Simon hesitated, shrugged. "I have Baz," he said. "He's been—I would have died with the very first rabbit if it weren't for him."

Baz tried not to flinch. Maybe, he thought. Of course, Simon hadn't been trying to wake them up then either; maybe he would have been fine. Maybe he would have been safer...

"Well, thank the gods for that," said Penelope, fervently. "But still, Simon—"

"I haven't even found them all yet, Penny," said Simon. "There are supposed to be six, and I don't know—"

"Six?" Agatha gaped. "How many have you faced so far?" She stared accusingly at Baz.

"This was the third," he answered, when Simon said nothing. When her gaze did not let up, he lifted both hands defensively. "It was Snow's idea to keep you out of this. Don't look at me."

She didn't just look, she glared. "Isn't that Simon's wand, there?"

Baz could feel himself blush. "I—I dropped mine, it's—it's here somewhere. This was his idea, as well."

"Was it, now," Agatha muttered, but only Baz seemed to hear her.

"And what is this meant to be for?" Penelope mused, picking up the golden feather and turning it over in her hands.

"There's a key, too," Simon admitted. "And a cup."

Penelope demanded to see them, "because we can help you, Simon, you know we can," while Simon tried to protest, and Agatha seethed quietly and did not, in fact, stop glaring at Baz.

Baz lounged back in the pew and looked pointedly away, up at the window, now shattered. He hoped they would leave before they had to explain that to anyone else.

What did he care about Wellbelove hostility? He was here for Simon, and the three remaining hares, one of which was a complete mystery... or was it.

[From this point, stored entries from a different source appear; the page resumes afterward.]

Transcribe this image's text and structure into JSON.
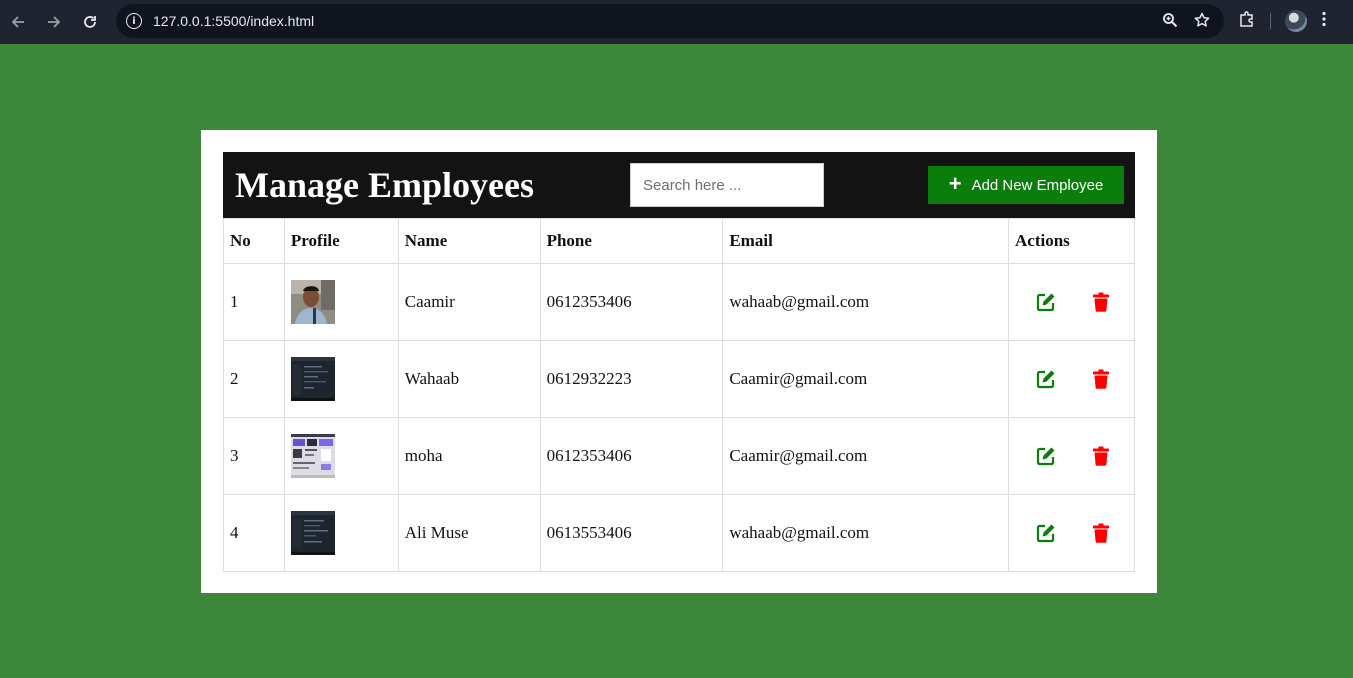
{
  "browser": {
    "url_host": "127.0.0.1",
    "url_path": ":5500/index.html",
    "back_icon": "arrow-left-icon",
    "forward_icon": "arrow-right-icon",
    "reload_icon": "reload-icon"
  },
  "header": {
    "title": "Manage Employees",
    "search_placeholder": "Search here ...",
    "add_button_label": "Add New Employee"
  },
  "table": {
    "columns": [
      "No",
      "Profile",
      "Name",
      "Phone",
      "Email",
      "Actions"
    ],
    "rows": [
      {
        "no": "1",
        "profile": "photo-portrait",
        "name": "Caamir",
        "phone": "0612353406",
        "email": "wahaab@gmail.com"
      },
      {
        "no": "2",
        "profile": "dark-screenshot",
        "name": "Wahaab",
        "phone": "0612932223",
        "email": "Caamir@gmail.com"
      },
      {
        "no": "3",
        "profile": "light-screenshot",
        "name": "moha",
        "phone": "0612353406",
        "email": "Caamir@gmail.com"
      },
      {
        "no": "4",
        "profile": "dark-screenshot",
        "name": "Ali Muse",
        "phone": "0613553406",
        "email": "wahaab@gmail.com"
      }
    ]
  },
  "colors": {
    "page_bg": "#3c873a",
    "header_bg": "#131313",
    "add_button": "#0a7d0a",
    "edit_icon": "#0a7d0a",
    "delete_icon": "#ff0000"
  }
}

First the moon hare, and then the water hare, and then this one, made of light, made of air... oh bugger.

Baz broke in suddenly, interrupting their debate over what the objects meant. "What—what were the other hares you've found so far, Snow?"

"There's an old locked book in the Mage's office," Simon said. "With a warren of rabbits on the front, in silverwork. And a rabbit-shaped stone in the ritual tower. I don't know anything about the last one though."

Stone, too. Which left... Baz could feel himself blanch, feel any color and warmth of exertion drain from his cheeks, leaving him chilled and clammy with sweat. He nodded once, and said, "Ah. Well. I think we'll definitely be needing more of your help after all, girls." All three of them looked at him oddly, but he leaned forward and scrubbed at his face with his hands, squeezing his eyes shut.

"Basil, what is it?" Penelope sounded concerned, though Baz couldn't imagine why.

Baz shook his head a little, and willed his voice not to shake. "Only that we're probably looking for a hare of fire."